Os dados concernentes à alocação dos trabalhadores nos mais diversos setores no Vale do Sinos mostram algumas movimentações que merecem destaque. A primeira, pertencente à atividade extrativa mineral, mostra a maior variação negativa registrada para os dois anos analisados, sendo 329 trabalhadores em 2016 e 298 (-9,4%) em 2017. Todavia, a maior queda no número de empregados em termos absolutos pertence à indústria calçadista: são 1.892 funcionários a menos (36.296 em 2016 para 35.034 em 2017). O comércio varejista, setor com maior número de funcionários na região do Vale, registrou, em 2017, 59.949 trabalhadores, enquanto em 2016 esse dado era de 60.001, isto é, uma queda de apenas 0,1% ou 52 empregados a menos. Já o comércio atacadista contabilizou 349 trabalhadores a menos ou uma variação negativa de 2,4% (14.448 trabalhadores em 2016 para 14.099 em 2017). 
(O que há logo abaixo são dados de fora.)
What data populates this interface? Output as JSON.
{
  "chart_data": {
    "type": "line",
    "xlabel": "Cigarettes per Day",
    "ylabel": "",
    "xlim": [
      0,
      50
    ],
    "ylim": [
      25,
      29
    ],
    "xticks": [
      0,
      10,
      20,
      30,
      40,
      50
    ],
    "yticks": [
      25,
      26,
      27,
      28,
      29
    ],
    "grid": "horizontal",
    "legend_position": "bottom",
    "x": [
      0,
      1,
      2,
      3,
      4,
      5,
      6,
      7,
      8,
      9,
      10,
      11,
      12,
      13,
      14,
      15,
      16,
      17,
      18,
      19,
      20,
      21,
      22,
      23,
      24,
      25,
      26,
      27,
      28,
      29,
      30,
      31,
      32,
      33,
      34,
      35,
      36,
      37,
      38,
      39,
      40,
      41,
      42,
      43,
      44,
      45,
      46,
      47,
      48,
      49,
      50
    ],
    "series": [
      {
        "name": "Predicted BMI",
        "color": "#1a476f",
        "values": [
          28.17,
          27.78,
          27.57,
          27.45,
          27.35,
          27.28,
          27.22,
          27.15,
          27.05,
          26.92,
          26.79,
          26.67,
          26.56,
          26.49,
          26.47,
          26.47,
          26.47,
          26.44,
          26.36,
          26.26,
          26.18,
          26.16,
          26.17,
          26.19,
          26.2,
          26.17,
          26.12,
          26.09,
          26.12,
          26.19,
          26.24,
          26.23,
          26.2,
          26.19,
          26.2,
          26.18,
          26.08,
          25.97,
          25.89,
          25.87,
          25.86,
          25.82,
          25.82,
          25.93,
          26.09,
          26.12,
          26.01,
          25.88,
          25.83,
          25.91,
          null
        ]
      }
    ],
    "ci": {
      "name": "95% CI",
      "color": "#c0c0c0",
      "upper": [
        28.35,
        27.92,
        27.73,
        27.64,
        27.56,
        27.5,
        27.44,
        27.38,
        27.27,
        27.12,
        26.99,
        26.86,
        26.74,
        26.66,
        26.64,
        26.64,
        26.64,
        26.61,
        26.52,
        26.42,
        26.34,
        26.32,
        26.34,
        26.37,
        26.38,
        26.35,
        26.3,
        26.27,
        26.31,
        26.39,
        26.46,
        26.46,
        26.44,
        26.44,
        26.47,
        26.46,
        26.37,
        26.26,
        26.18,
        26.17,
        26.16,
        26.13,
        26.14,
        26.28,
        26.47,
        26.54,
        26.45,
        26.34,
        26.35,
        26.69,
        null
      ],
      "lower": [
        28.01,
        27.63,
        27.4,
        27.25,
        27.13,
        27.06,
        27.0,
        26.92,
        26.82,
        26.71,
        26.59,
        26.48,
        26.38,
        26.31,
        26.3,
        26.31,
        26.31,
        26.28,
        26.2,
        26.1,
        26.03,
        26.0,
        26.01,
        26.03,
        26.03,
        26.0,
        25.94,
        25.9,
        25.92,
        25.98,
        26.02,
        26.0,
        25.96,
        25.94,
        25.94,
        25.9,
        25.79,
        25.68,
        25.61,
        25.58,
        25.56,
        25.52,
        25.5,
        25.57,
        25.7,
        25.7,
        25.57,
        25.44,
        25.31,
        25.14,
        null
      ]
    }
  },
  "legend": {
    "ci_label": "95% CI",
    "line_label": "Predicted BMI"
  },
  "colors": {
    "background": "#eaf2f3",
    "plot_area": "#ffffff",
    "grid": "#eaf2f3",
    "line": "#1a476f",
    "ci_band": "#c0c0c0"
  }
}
Por outro lado, a administração pública registrou um aumento de 1.218 funcionários (+4,32%), ou seja, 28.182 contratados em 2016 para 29.400 no ano passado. O setor de administração técnica profissional também apresentou um aumento no número de contratados em 2017: foram 362 a mais que 2016 (uma variação de 1,08% ou 33.526 em 2016 para 33.888 em 2017). Por fim, observa-se um salto no número do estrato que engloba médicos odontológicos e veterinários: em 2016 eram 15.378 médicos e em 2017 este número subiu para 18.012, registrando um aumento percentual de 17,1%.